Por: Juan A. Liranzo. - Hace algunos años, mientras leía la famosa novela histórica “La Sangre; una vida bajo la tiranía” del ya connotado poeta, narrador y ensayista dominicano Tulio Manuel Cestero, me llamó la atención lo que, para cualquier lector, incluso pudo serlo para quien esto escribe, una simpleza en la obra. En sus primeras páginas, a modo de ilustración, estaba contenida una fotografía panorámica en blanco y negro de lo que era en época de la novela uno de los sectores de la ciudad de Santo Domingo. En dicha imagen, pude apreciar claramente algunos detalles del contorno de la ciudad que son comunes en ciertas localidades de nuestra ciudad capital. Los tendidos eléctricos, postes de luz y condiciones estructurales de las casas captadas en la imagen suelen verse exactamente igual en algunos de los barrios de nuestra ciudad e incluso, en una extendida parte del interior de nuestro país.

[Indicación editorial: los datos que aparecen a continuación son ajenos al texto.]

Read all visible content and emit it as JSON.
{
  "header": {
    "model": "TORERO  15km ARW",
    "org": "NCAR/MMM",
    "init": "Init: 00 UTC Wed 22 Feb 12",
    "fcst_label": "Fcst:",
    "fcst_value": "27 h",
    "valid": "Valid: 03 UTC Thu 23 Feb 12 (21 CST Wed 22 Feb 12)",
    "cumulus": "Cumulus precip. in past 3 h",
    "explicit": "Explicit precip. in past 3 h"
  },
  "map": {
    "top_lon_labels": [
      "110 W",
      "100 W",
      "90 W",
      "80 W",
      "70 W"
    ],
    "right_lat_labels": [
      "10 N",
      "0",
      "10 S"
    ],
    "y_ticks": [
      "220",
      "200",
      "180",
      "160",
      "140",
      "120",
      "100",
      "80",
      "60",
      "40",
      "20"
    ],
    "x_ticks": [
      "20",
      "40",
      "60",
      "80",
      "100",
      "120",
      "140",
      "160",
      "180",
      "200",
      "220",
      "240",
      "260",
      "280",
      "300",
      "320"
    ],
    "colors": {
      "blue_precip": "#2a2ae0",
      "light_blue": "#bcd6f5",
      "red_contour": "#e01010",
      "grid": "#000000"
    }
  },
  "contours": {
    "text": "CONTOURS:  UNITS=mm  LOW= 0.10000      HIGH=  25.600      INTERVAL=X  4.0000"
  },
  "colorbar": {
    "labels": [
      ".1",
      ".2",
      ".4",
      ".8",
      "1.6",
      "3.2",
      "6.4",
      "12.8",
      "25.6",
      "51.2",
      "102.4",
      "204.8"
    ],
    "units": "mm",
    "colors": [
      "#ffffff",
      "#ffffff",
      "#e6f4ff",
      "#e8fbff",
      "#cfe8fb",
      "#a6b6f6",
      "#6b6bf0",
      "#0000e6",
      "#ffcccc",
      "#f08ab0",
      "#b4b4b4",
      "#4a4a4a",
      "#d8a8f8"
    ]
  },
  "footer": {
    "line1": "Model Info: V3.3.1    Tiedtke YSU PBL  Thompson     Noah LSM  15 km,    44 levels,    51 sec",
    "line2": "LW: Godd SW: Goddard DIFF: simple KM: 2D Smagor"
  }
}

Lo que robó mi atención de aquella imagen fue ver como en una panorámica de finales del siglo XIX, tiempo en que gobernó Ulises Heureaux y época recreada en la obra, aparecen detallados, parte de la fisonomía capitalina que aún se conserva en nuestro país en pleno siglo XXI. Pareciera en nuestros días como si una parte de la población, sin sospecharlo, se ha quedado atrapada en el siglo XIX, viviendo en las mismas condiciones y muy probablemente pernoctando bajo los mismos anhelos de cambio.
Ciertamente, es posible en nuestros tiempos pasearse por algunas calles que no tienen nada que envidiarle a cualquiera de los países desarrollados, ataviadas por torres y desarrollo estructural. Vehículos de último modelo transitan por aquellas avenidas, pero al propio tiempo llama la atención como delante o detrás de aquellos coches se posa otro en estado de un notable deterioro, no apto para transitar, brindando un servicio de transporte. Allí donde el padre o la madre poseedores de un Mercedes Benz se paran en el semáforo con su hijo a bordo para esperar el cambio de luz, es donde otro infante de la misma edad de aquel niño se posa en los cristales para limpiarlos o pedir algo de caridad; y es que el país se sobrepone a cada instante a aquellas contradicciones, contrastes que hacen creer que República Dominicana está sumida en dos siglos distintos: El siglo XXI y el siglo XIX.
Naturalmente, no podemos pretender que haya en nuestro país, ni en ningún país del mundo, igualdad plena entre todos los ciudadanos, pero sí debemos aspirar a tener un país de mayor justicia y equidad. No podemos creer que las familias que han monopolizado los recursos del país se desprendan, filantrópicamente, de sus bienes para ser repartidos, pero sí estamos en el deber de despertar consciencia y forzar la construcción de un Estado más responsable y regulador. No podríamos jamás desestimar la importancia que comporta el crecimiento económico y sostenido de la nación, pero tampoco podemos olvidar que igual de importante es el desarrollo que beneficia a todos. Es inconcebible la vivencia en un mismo espacio de dos siglos distintos, y más inaceptable aun es la probabilidad de percepción de aquella realidad y que los que viven en el Siglo XIX no hagan nada para cambiarla.